What's wrong with that picture? How did we reach a point where this kind of race madness afflicts both white and black?
Hundreds of people marched in support of "justice" for Trayvon Martin in Chicago on Sunday. Everyone wishes for this, whether it lead to Mr. Zimmerman's punishment for violating the law or his exoneration. Who will march for justice for Timothy Scott? Or the ten victims of gun violence last weekend in Chicago? Or the dozens of other dead people killed around the country in random and not so random shootings? Each death every bit the monumental loss for that family as for the family of young Mr. Martin. Each killing wracking the neighborhood and community where the dead lay as the pain caused by Mr. Martin's death in Sanford, FL.

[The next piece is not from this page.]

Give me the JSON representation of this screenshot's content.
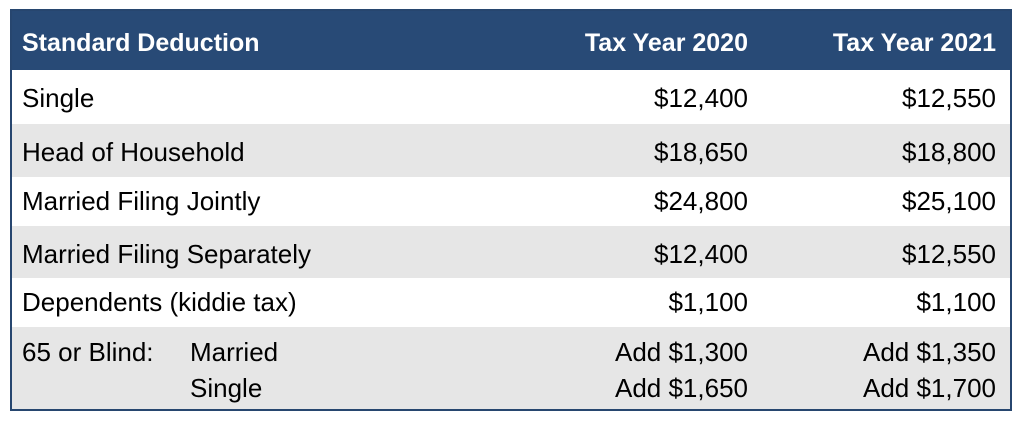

Selective outrage is morally reprehensible. Those who seek to make political hay out of this tragedy - including the president of the United States - need to step back and examine the objective reality of the situation. You must reject the notion that Mr. Martin's death was any more tragic, any less a tragedy than any other death of a young man whose life was cut short by gun violence.
Because when you strip away everything else, all you are left with is politics. And if that is truly what all of this ink being spilled, pixels being created, and tears being shed - real or crocodile - is all about, the injustice, dear friends, is being perpetrated by you and not the Sanford police, Mr. Zimmerman, or the white race.